A look at the $50M AAVE swap incident, why a simple checkbox was not enough, and how better friction design could protect users without breaking permissionlessness.

designuxcryptodefiaave

Firstly, My solution

I redesigned and built a demo to showcase some better friction patterns that I think would really improve the aava experience (I also did some visual redesigning for fun!). I will discuss the changes below.

Permissionless protection

I agree with the broad position that DeFi interfaces should remain open.

If someone really wants to perform an extreme action, the UI should not become paternalistic to the point that it blocks legitimate agency. Crypto is valuable precisely because protocols are permissionless and users can act without asking for approval.

But that does not mean every confirmation pattern is equally responsible.

There is a huge difference between:

  • allowing a dangerous action after the user clearly demonstrates understanding
  • allowing a dangerous action because they tapped through a familiar warning ritual

Those are not the same thing.

A checkbox is often treated as proof of informed consent. In reality it is usually proof that a user wanted to continue.

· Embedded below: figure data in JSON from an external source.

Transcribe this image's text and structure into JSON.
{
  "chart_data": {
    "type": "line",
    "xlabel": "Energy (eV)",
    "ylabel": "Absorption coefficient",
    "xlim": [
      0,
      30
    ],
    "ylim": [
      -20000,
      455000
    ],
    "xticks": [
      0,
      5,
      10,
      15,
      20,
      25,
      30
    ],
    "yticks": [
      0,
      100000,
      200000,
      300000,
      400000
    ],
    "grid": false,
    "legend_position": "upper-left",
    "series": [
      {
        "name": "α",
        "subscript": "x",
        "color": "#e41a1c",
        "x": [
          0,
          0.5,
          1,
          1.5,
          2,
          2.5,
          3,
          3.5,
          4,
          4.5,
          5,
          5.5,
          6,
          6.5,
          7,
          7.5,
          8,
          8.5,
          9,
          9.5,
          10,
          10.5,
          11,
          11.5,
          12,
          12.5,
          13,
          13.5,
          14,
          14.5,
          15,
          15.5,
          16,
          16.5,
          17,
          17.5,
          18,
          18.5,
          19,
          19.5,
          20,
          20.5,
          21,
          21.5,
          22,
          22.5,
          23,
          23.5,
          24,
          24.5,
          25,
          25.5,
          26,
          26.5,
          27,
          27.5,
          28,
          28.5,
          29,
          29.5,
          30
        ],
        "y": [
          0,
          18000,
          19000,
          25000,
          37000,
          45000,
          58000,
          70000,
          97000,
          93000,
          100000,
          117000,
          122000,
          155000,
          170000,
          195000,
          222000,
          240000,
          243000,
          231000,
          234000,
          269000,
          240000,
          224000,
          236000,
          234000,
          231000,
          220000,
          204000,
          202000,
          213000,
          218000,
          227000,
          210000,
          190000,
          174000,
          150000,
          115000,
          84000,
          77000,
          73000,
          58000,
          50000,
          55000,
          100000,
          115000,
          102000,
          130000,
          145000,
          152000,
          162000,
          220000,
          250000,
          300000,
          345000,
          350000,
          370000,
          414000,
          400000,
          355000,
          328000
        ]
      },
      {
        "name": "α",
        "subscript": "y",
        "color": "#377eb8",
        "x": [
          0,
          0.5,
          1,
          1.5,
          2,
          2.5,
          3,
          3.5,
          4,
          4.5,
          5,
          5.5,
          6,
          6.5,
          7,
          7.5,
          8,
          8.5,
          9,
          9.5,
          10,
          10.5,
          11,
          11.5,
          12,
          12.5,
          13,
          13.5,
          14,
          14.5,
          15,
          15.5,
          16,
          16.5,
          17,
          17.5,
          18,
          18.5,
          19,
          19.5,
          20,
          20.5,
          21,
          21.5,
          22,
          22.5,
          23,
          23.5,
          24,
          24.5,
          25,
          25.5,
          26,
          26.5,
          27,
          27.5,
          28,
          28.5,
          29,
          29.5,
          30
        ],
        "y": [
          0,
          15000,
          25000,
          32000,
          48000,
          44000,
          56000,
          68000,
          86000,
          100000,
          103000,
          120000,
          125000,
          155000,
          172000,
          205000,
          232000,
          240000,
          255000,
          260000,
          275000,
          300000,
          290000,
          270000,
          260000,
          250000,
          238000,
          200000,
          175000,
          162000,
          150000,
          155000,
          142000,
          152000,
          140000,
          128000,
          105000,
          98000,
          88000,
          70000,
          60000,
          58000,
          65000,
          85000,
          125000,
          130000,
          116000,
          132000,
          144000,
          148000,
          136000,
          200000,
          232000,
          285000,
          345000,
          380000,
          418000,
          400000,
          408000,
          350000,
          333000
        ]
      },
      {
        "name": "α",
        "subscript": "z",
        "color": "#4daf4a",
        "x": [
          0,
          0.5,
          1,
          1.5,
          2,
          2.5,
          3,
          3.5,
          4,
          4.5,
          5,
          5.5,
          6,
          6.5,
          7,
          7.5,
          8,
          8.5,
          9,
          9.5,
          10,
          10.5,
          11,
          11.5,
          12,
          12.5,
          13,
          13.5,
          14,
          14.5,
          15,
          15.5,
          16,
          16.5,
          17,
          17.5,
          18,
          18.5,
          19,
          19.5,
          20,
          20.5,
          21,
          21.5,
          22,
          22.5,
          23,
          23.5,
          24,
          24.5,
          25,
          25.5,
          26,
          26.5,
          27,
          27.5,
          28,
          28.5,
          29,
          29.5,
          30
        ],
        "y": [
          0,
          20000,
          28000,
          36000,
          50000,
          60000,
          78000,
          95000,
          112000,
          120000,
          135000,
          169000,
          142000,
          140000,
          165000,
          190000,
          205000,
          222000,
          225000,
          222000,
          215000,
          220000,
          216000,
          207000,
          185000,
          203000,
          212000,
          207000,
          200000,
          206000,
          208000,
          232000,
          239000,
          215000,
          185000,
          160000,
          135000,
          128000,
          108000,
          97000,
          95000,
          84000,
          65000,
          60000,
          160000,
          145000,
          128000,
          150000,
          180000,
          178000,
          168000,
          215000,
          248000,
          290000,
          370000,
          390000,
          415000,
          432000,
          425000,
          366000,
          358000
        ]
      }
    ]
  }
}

That distinction is everything.

Useful Friction

Designers often add friction as if the goal is simply to slow a user down.

That is not enough.

Useful friction does one of three things:

  1. It interrupts autopilot
  2. It translates risk into human terms
  3. It verifies intent before irreversible execution

A checkbox mainly does the first, and even that weakly.

People have been trained by the modern internet to blast through consent modals, cookie banners, app permissions, warnings, and legal notices. They do not read them with fresh eyes. They pattern-match them. They assume they are another small speed bump between themselves and their goal.

So when someone is about to move $50 million through a route that will clearly produce an absurdly bad outcome, a lightweight pattern like a single checkbox is not really a safeguard. It is ceremony.

And ceremony is not protection.

High-risk actions

One of the biggest design mistakes in finance is presenting an abnormal action inside a normal-looking flow.

If the screen still feels like a standard “review and confirm” experience, the user’s brain keeps running the same mental model: I am doing a trade.

But in this case, the reality is closer to: I am about to donate an enormous amount of money to the market by accepting extreme price impact.

Those are wildly different things.

The interface needs to reflect that difference visually, verbally, and structurally.

If I were redesigning this kind of flow, I would not just add another warning line. I would switch the entire UI into a critical-risk confirmation state.

That means:

  • stronger visual contrast and a clear break from the default trading UI
  • a short, explicit summary of what will happen in dollar terms
  • removal of ambiguous or euphemistic language
  • a requirement for the user to actively demonstrate that they understand what they are about to do

Not because the protocol should forbid it.

Because the interface should be able to say: if you continue, it is now beyond doubt that you understood the likely outcome.

That protects the user, and it also protects the product.

Final thought

This incident is a reminder that design patterns are not decorative.

They govern real outcomes.

In crypto especially, where transactions are final and there is often no central party to reverse mistakes, UX decisions are part of the safety model. Confirmation flows, language choices, hierarchy, delay, contrast, and interaction structure all shape whether a user truly understands what they are doing.

That means friction is not the enemy.

Bad friction is the enemy.
Performative friction is the enemy.
Friction that looks compliant but fails to create understanding is the enemy.

The right friction is what stands between intention and disaster.

And sometimes, that difference is worth millions.